The discovery of the largest group of ancient Egyptian "notebooks"... How did the pharaohs use them?

egypt Wed, Feb. 9, 2022
Archaeologists have discovered the largest collection of ancient Egyptian "notebooks" found since the beginning of the twentieth century in the city of Athribis, central Egypt. Researchers have classified more than 18,000 inscribed pottery pieces, some of which appear to have been written by students.

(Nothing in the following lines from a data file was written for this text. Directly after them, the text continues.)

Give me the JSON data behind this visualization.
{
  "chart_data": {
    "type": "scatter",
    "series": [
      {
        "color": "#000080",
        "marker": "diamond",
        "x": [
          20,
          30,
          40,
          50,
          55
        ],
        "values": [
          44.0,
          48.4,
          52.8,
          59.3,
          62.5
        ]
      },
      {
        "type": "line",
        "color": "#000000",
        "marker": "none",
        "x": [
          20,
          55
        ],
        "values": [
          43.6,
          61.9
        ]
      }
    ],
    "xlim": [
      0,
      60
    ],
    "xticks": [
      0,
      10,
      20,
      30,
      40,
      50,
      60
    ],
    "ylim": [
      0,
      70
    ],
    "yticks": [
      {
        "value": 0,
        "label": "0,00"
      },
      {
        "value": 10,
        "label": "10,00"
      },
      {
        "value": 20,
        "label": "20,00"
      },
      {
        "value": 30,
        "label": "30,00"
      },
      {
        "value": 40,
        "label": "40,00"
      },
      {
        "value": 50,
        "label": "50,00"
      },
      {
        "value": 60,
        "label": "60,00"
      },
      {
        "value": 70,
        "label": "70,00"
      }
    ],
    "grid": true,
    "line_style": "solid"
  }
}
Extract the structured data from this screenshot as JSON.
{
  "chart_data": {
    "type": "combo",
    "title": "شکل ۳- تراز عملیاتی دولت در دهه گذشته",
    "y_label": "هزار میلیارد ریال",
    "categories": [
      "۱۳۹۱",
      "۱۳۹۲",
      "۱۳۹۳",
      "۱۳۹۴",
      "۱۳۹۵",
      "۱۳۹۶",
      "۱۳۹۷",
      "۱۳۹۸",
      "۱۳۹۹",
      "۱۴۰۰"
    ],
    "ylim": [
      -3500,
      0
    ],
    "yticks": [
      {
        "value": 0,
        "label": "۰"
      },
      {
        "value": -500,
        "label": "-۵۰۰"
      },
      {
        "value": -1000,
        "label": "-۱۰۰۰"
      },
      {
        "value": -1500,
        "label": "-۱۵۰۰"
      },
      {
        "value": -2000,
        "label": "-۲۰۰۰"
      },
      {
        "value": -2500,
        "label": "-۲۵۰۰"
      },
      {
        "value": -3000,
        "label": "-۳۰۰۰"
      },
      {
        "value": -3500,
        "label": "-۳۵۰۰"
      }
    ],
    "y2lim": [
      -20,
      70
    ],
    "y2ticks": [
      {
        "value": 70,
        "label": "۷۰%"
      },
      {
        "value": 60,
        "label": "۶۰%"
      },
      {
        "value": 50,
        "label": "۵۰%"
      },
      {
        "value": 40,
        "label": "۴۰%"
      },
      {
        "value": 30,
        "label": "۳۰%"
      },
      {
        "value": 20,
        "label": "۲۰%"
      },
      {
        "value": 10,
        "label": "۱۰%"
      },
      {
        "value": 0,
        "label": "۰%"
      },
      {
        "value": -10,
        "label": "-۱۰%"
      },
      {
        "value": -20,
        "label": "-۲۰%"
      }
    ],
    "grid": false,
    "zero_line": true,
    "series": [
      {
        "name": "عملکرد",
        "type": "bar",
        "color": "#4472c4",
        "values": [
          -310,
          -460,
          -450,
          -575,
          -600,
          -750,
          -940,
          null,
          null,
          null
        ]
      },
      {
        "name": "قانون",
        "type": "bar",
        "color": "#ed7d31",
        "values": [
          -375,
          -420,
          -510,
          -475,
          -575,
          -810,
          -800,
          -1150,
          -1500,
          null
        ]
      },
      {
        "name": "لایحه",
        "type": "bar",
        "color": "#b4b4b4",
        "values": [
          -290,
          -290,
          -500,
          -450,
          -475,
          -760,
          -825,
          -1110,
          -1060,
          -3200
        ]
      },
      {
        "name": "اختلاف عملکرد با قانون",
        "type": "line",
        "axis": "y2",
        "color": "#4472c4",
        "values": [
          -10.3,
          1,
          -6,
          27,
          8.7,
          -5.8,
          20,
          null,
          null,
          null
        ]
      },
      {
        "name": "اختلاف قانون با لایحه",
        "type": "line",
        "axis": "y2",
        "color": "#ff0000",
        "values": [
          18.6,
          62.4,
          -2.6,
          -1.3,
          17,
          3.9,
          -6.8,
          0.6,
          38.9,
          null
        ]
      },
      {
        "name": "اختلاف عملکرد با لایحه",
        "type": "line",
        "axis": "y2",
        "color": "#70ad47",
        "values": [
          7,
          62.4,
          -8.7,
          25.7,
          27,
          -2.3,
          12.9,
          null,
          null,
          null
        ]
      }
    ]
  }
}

Fragments of inked pottery are known as ostraca, and the remains of broken jars and other vessels in ancient Egypt were used on a daily basis, much cheaper and more accessible than papyrus, to detail shopping lists, record deals, copy literature, and teach students how to write and draw, according to the Science Alert website.

In fact, a large number of the notebooks found at the Archaeological Site of Athripps appear to be the remains of an old school.

Egyptologist Christian Lietz of the University of Tübingen in Germany says: "There are lists of months, numbers, arithmetic problems, grammar exercises and the 'bird alphabet', and a bird is assigned to each letter whose name begins with this letter.

More than a hundred of Athribis' writing methods are revealed in repeated writing exercises, with the same letters being written over and over, front and back.

Most of the notes were written in the Demotic language, which was an administrative text used during the reign of Ptolemy XII (known today as Cleopatra's father), who ruled from 81 to 59 BC and again later from 55 to 51 BC.